Dutch scientists have been growing pork in the laboratory since 2006, and while they admit they haven’t gotten the texture quite right or even tasted the engineered meat, they say the technology promises to have widespread implications for our food supply.
“If we took the stem cells from one pig and multiplied it by a factor of a million, we would need 1 million fewer pigs to get the same amount of meat,” said Mark Post, a biologist at Maastricht University involved in the In-vitro Meat Consortium, a network of publicly funded Dutch research institutions that is carrying out the experiments.
Post describes the texture of the meat as sort of like scallop, firm but a little squishy and moist.
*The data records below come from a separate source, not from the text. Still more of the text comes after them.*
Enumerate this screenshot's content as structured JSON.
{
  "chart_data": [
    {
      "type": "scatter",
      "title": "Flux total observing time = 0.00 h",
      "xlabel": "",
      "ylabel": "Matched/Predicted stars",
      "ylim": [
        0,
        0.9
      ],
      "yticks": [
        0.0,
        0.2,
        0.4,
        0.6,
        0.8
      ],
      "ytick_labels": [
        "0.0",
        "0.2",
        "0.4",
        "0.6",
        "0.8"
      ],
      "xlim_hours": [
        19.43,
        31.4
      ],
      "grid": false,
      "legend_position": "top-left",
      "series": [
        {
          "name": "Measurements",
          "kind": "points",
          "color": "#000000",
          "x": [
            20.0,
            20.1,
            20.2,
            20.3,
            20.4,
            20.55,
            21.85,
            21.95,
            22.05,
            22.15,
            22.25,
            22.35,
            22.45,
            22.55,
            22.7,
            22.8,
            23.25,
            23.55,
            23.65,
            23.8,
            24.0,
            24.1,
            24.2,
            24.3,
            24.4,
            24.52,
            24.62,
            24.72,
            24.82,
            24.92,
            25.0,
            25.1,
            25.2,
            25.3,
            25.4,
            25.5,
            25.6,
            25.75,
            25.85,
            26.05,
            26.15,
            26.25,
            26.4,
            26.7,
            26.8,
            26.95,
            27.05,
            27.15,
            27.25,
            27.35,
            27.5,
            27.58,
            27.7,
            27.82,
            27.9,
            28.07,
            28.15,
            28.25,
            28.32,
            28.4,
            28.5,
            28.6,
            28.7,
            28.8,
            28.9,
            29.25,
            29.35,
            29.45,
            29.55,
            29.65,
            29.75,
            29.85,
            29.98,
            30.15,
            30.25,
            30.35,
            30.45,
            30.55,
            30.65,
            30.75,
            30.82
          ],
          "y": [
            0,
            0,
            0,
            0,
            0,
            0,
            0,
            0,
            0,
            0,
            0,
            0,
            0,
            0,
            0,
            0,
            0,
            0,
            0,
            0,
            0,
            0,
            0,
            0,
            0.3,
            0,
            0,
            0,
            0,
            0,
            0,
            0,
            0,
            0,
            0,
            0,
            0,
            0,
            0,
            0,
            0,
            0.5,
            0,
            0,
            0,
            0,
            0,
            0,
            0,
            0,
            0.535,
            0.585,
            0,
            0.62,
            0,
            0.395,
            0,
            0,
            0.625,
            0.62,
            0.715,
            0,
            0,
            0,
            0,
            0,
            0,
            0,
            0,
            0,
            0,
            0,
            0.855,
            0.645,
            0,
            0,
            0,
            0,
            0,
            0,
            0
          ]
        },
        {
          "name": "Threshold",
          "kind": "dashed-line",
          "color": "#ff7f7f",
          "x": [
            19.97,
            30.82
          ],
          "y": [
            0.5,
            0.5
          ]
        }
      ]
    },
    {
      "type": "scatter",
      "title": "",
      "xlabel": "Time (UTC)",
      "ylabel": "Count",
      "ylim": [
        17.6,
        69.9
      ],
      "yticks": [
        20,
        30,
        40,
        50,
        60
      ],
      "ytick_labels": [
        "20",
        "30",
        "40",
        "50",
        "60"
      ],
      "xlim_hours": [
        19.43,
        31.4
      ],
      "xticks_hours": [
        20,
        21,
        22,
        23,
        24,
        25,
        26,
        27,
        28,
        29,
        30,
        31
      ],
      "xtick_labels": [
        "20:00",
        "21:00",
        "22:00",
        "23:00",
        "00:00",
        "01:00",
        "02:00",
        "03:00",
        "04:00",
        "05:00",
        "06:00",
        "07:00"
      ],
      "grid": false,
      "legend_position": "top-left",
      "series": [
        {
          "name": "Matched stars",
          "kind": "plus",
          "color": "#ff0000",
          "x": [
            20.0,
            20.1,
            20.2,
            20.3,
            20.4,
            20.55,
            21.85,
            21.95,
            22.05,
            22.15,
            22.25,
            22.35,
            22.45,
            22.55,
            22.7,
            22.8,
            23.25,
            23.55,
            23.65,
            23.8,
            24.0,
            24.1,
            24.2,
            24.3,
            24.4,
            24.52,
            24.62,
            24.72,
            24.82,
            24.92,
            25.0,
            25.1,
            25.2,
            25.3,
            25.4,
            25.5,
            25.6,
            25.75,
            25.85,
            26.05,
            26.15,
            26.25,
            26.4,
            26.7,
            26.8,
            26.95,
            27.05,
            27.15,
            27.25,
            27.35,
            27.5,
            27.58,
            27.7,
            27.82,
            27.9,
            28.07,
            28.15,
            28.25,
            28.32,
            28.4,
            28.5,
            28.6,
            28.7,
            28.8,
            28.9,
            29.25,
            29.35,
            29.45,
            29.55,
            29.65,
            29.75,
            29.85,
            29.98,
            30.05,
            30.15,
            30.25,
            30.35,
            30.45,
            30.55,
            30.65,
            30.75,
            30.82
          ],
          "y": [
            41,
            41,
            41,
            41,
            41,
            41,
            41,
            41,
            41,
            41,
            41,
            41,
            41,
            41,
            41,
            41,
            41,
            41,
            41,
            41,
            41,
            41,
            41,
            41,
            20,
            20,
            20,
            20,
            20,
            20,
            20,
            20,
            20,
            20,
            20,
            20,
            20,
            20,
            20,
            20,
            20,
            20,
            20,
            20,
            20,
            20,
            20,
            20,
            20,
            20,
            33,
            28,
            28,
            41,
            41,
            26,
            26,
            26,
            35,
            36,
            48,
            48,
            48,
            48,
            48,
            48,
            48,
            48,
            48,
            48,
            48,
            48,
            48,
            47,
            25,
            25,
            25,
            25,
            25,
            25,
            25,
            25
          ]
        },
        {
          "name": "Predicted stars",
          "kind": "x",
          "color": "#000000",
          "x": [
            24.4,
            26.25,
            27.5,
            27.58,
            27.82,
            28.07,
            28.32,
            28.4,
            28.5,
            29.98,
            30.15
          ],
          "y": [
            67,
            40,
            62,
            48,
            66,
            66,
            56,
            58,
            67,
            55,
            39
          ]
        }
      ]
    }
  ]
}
That’s because the lab meat has less protein content than conventional meat.
Several other groups in the U.S., Scandinavia and Japan are also researching ways to make meat in the laboratory, but the Dutch project is the most advanced, said Jason Matheny, who has studied alternatives to conventional meat at the Johns Hopkins Bloomberg School of Public Health in Baltimore and is not involved in the Dutch research.
In the U.S., similar research was funded by NASA, which hoped astronauts would be able to grow their own meat in space. But after growing disappointingly thin sheets of tissue, NASA gave up and decided it would be better for its astronauts to simply eat vegetarian.
To make pork in the lab, Post and colleagues isolate stem cells from pigs’ muscle cells. They then put those cells into a nutrient-based soup that helps the cells replicate to the desired number.
So far the scientists have only succeeded in creating strips of meat about 1 centimeter long; to make a small pork chop, Post estimates it would take about 30 days of cell replication in the lab.
There are tantalizing health possibilities in the technology.
Fish stem cells could be used to produce healthy omega 3 fatty acids, which could be mixed with the lab-produced pork instead of the usual artery-clogging fats found in livestock meat.
“You could possibly design a hamburger that prevents heart attacks instead of causing them,” Matheny said.
Their main problem is reproducing the protein content in regular meat: In livestock meat, protein makes up about 99 percent of the product; the lab meat is only about 80 percent protein. The rest is mostly water and nucleic acids.
None of the researchers have actually eaten the lab-made meat yet, but Post said the lower protein content means it probably wouldn’t taste anything like pork.